Conscious of the HFC phasedown and the importance of energy efficiency to a food retailer’s bottom line, Petar Lujic, owner of IGA Market Central, opted for a CO2 transcritical HVAC&R system in the new supermarket to secure his business for the future and gain a competitive advantage. Accelerate Australia & NZ reports.

Lujic is the CEO of Kamen Group, a business involved in the development of supermarkets, liquor outlets, hotel accommodation and other various types of property.

With over 25 years of experience in various segments of the retail industry, Lujic established the Kamen Group in 2012 and entered Australia’s independent retail sector, opening IGA Market Central at Wentworth Point, western Sydney, in November 2017.

Independent Grocers of Australia (IGA) is an Australian chain of supermarkets. Metcash owns IGA itself, but individual IGA stores are independently owned. The Kamen Group owns the IGA store at Wentworth Point.

As an independent retailer, Lujic’s decision to use natural refrigerants at the IGA store is instructive and inspiring to others. Though thoroughly experienced in the retail and property development industry, Lujic’s knowledge of refrigeration technology was limited at the outset of his work on IGA Market Central.

Starting nearly from scratch, Lujic learned about the current state of HVAC&R technology, its impact on the environment and ultimately its future impact on his business.

This resulted in an opportunity to future-proof his business – with the help of trusted partners – while at the same time reducing the energy consumption of the HVAC&R side of his business.

Competitive advantage

For any small and medium-sized enterprise, seizing any competitive advantage over larger-sized companies is crucial for business success. Using natural refrigerants is one of the ways to do so – and Lujic found it.

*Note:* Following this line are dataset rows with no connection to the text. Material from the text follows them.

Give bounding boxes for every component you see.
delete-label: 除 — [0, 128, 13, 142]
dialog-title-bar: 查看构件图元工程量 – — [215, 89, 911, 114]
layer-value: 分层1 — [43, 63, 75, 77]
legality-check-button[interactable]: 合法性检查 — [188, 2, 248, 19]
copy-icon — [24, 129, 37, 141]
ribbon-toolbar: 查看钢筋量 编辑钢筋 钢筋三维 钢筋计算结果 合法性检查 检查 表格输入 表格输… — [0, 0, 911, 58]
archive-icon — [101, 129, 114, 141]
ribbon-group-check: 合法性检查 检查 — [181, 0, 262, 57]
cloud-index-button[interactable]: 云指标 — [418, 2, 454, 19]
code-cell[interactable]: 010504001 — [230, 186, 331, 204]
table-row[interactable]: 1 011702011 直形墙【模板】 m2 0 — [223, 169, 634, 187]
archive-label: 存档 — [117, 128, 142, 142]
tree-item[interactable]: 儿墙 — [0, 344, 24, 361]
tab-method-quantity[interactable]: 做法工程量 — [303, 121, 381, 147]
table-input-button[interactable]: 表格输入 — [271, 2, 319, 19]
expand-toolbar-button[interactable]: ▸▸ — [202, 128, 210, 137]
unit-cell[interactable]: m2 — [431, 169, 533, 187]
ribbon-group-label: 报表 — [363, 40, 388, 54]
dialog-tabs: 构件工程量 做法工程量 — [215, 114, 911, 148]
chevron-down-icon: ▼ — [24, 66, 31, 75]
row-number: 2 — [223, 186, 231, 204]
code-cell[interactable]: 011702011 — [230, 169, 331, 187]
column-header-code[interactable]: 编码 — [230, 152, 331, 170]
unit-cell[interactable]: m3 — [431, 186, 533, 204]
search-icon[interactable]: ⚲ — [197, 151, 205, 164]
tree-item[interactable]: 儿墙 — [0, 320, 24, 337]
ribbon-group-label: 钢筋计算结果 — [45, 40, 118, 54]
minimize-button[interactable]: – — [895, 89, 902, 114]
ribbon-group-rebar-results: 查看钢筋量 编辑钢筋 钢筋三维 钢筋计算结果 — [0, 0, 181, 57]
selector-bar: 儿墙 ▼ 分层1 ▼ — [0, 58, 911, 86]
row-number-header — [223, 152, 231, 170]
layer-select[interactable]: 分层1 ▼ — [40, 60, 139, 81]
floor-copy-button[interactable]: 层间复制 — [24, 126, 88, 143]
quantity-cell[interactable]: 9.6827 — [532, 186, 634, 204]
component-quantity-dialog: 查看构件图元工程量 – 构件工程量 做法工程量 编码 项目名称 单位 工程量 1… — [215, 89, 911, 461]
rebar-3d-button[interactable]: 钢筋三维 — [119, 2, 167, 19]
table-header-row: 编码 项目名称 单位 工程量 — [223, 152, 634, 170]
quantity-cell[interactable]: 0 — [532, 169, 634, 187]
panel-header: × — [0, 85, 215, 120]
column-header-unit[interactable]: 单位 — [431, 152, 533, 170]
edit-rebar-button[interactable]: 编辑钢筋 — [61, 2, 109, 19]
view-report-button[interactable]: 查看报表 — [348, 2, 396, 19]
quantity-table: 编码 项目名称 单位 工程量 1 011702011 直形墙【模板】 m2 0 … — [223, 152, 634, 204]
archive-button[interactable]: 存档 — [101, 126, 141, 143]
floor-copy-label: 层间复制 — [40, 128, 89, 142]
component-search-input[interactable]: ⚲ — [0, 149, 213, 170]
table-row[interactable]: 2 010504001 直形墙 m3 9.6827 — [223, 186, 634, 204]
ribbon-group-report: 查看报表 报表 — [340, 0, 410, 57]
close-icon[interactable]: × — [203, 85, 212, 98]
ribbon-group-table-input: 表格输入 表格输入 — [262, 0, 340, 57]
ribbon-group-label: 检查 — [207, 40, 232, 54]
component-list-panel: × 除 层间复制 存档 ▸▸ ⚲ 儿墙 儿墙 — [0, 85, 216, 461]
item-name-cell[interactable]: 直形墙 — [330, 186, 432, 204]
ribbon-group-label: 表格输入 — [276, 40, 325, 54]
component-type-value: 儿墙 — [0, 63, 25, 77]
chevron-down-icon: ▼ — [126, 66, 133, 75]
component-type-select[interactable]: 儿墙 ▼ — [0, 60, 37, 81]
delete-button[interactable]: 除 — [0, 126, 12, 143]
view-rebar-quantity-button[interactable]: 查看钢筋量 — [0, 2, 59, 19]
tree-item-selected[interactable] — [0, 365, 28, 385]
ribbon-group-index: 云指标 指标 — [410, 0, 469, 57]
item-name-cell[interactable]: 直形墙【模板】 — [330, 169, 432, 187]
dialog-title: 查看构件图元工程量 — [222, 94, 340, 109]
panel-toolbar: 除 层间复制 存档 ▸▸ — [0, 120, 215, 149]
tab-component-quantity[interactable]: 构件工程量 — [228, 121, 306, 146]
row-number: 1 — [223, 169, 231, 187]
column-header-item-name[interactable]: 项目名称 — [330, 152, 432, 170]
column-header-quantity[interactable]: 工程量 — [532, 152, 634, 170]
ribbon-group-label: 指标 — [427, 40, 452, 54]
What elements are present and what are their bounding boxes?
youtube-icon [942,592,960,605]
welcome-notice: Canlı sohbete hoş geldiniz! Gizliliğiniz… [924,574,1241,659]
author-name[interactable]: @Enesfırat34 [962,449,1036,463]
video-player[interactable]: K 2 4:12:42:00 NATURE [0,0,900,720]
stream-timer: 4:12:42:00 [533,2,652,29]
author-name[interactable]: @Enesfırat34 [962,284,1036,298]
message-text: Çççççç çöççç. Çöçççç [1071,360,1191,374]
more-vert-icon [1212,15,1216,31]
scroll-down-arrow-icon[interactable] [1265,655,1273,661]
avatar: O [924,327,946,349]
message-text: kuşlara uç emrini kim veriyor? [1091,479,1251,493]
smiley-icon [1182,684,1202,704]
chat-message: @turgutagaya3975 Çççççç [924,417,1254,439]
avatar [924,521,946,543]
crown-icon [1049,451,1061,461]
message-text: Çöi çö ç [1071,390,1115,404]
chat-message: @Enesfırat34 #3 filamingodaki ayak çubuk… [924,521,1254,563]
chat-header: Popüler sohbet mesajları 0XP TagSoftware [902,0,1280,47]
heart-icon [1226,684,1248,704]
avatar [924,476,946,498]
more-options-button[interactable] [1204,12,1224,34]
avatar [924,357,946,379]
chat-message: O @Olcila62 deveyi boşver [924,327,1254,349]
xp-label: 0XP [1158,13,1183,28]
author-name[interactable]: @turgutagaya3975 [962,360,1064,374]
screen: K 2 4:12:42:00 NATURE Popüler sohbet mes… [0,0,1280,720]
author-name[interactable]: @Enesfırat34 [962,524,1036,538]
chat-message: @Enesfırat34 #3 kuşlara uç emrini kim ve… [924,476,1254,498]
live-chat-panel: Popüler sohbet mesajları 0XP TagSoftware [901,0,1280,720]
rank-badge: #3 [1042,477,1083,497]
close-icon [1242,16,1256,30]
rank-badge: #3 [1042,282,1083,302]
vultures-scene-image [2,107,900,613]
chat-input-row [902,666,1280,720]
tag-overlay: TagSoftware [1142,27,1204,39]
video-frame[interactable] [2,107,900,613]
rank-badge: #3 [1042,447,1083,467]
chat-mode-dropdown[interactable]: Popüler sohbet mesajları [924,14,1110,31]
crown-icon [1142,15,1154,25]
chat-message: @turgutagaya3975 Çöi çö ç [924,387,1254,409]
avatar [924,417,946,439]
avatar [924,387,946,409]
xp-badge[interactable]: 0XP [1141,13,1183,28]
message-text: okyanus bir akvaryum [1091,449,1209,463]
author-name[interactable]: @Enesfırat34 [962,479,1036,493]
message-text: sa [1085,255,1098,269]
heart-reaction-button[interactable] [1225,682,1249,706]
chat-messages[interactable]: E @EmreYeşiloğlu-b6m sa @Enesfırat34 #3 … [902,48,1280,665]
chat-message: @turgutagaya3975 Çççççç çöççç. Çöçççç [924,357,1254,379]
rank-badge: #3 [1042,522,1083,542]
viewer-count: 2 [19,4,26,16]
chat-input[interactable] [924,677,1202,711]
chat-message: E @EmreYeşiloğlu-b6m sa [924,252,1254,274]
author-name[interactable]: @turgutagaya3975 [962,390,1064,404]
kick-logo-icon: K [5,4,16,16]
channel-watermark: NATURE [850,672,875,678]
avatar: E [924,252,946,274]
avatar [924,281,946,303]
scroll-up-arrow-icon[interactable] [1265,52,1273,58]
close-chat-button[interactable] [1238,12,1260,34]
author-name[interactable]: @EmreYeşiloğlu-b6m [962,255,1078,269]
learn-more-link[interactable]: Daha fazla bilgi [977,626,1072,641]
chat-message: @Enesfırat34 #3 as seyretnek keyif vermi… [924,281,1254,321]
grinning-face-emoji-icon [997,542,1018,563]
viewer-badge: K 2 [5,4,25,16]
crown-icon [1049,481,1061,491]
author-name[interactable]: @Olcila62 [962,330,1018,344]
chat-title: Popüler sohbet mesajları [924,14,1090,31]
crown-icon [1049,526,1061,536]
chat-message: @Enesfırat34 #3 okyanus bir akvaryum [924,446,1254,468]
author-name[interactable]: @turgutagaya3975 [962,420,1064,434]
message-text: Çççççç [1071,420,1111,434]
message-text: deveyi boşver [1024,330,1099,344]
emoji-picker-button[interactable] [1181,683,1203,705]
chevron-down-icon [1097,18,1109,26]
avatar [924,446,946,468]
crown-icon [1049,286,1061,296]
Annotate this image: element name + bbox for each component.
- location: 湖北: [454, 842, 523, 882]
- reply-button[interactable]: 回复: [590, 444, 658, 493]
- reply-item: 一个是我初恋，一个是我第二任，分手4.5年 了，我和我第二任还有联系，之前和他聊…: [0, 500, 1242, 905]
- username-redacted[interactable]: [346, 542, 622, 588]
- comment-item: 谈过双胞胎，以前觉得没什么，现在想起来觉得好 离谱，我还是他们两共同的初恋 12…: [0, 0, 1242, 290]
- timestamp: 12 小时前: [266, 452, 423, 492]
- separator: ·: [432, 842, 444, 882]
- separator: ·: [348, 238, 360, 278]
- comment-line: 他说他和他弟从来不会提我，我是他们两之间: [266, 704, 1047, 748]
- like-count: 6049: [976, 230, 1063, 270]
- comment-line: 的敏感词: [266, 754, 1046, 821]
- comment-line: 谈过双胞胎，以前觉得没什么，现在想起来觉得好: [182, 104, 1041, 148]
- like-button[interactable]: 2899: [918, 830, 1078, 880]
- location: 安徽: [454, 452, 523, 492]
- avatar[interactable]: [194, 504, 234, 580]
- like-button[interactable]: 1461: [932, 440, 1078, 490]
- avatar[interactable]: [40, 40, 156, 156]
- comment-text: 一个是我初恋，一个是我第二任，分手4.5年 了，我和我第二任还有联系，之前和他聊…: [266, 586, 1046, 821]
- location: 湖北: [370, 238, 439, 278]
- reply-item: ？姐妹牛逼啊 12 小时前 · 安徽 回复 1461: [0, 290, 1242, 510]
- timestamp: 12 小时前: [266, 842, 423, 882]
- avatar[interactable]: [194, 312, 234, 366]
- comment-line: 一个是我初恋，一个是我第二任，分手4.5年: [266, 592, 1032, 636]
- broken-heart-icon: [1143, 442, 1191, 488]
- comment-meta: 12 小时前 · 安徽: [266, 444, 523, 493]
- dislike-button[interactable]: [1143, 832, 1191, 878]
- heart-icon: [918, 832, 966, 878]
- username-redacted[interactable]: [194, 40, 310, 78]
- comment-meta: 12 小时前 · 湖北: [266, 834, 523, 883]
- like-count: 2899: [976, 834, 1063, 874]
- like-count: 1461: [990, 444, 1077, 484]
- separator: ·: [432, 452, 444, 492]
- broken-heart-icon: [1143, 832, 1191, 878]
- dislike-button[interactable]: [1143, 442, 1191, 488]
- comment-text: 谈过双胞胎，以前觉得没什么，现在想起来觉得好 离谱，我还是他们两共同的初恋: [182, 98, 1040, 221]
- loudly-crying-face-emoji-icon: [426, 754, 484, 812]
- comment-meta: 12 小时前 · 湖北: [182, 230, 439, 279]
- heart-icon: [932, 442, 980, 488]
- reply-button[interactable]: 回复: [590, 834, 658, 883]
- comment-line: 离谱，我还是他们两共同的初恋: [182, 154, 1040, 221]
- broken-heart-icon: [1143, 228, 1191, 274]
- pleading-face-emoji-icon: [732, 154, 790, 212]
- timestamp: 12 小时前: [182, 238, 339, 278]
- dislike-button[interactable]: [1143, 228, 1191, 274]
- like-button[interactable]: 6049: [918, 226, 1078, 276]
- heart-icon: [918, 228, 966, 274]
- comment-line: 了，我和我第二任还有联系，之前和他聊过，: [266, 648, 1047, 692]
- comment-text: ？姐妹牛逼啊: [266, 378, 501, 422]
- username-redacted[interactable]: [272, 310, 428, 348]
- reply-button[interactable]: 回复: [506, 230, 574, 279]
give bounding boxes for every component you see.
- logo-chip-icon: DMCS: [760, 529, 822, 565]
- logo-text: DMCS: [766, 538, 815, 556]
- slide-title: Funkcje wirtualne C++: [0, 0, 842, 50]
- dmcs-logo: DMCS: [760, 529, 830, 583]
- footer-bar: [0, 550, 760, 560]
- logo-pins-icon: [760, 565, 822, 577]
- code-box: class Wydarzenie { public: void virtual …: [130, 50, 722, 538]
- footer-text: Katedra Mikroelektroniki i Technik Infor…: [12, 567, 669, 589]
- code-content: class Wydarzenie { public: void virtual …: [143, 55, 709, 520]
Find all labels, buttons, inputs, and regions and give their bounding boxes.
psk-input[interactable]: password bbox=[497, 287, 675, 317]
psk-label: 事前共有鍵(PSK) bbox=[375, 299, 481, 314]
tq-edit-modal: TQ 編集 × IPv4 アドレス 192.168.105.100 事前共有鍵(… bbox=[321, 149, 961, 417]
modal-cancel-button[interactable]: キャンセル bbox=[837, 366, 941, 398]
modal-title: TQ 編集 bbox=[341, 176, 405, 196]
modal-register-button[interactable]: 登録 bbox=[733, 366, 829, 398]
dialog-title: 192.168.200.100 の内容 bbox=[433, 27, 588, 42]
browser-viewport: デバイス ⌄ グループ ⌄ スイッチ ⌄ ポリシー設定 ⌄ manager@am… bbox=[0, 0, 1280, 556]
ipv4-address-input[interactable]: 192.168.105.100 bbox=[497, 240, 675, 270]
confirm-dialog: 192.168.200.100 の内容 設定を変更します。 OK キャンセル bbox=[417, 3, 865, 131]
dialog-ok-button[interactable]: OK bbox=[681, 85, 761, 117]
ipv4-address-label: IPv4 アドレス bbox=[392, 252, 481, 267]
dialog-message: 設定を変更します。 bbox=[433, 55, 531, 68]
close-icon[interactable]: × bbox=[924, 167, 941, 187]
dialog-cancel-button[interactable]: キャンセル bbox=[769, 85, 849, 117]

“It’s simple. Being a small player in the pack here, as we’ve tried to expand, what we’ve tried to look at is to say, ‘well, we can’t compete with the size and what not. But what we need to do is to try and be smarter about the way we not only operate our existing business, but to try and expand our business where possible’,” Lujic said.

“It means that we can focus far more on running our business as opposed to worrying about the efficiency or replacing the equipment and changing refrigerants. That’s it.

Petar Lujic, IGA Market Central on adopting natural refrigerants

Phasing out HFCs

His journey began by identifying what is traditionally the largest portion of a food retailer’s operating costs: the refrigeration system.

Lujic, by his own admission, has little technical knowledge with respect to refrigeration systems. As he conducted his own research, however, he found that certain types of refrigerant gases were going to be phased out, possibly exposing his business to the risk of costly equipment replacement in the near future.

On 1 January 2018, the Australian government began implementing a phase down of HFCs under its Ozone Protection and Synthetic Greenhouse Gas Management (OPSGGM) programme. As Lujic looked into the phasedown, it became clear that there was an opportunity to be gained from selecting a CO 2 transcritical system for the Wentworth Point store.

“There’s no crystal ball obviously,” Lujic stated, “but I think ultimately it’s about how much you can invest today to offset for the future”.

For businesses that are heavy users of refrigeration in Australia, the cost of HFC-based systems will inevitably rise over the next several decades as supplies become scarcer.

For the IGA Market Central store, finding the right partner was key for Lujic, who could only dedicate limited resources to the implementation, management, and maintenance of new technology.

“In this instance, it was Baker Refrigeration,” said Lujic, referencing Perth-based installation contractor AJ Baker & Sons Pty Ltd. The company has been very active with natural refrigerant system installations in Australia over the past few years, especially with transcritical CO 2 systems.

“They have assisted us and guided us to give us the direction of where we should go and how we should approach this.”

In November 2017, the IGA Market Central store opened at Wentworth Point. One transcritical CO2 rack system provides the refrigeration and freezing needs for the entire 1,460m2 of store trading area.

Lujic is proud of the installation and encourages his staff to communicate this pride in harnessing natural refrigerants to customers as much as possible.

“Natural refrigerants are being used across the whole store,” Lujic said in an interview conducted at ATMOsphere Australia.

“For every component of refrigeration, from back of house to front of house in our signature pieces like the delicatessen, we are encouraging our staff not only to reinforce the message but also to educate the customer that we are doing the right thing for the environment by making sure that we implement and execute the delivery of natural refrigerants,” he said.

However, Lujic reflects, continuing changes in external circumstances are inevitable.

“The reality is that there’s always going to be constraints, changes of government, and there probably will be a reintroduction of a carbon tax at some point,” he said.

“The only way to try and counter attack that is to be proactive and do what we’ve done. That’s why we’ve gone down the path of natural refrigerants.”

“It means that we can focus far more on running our business as opposed to worrying about the efficiency or replacing the equipment and changing refrigerants. That’s it.”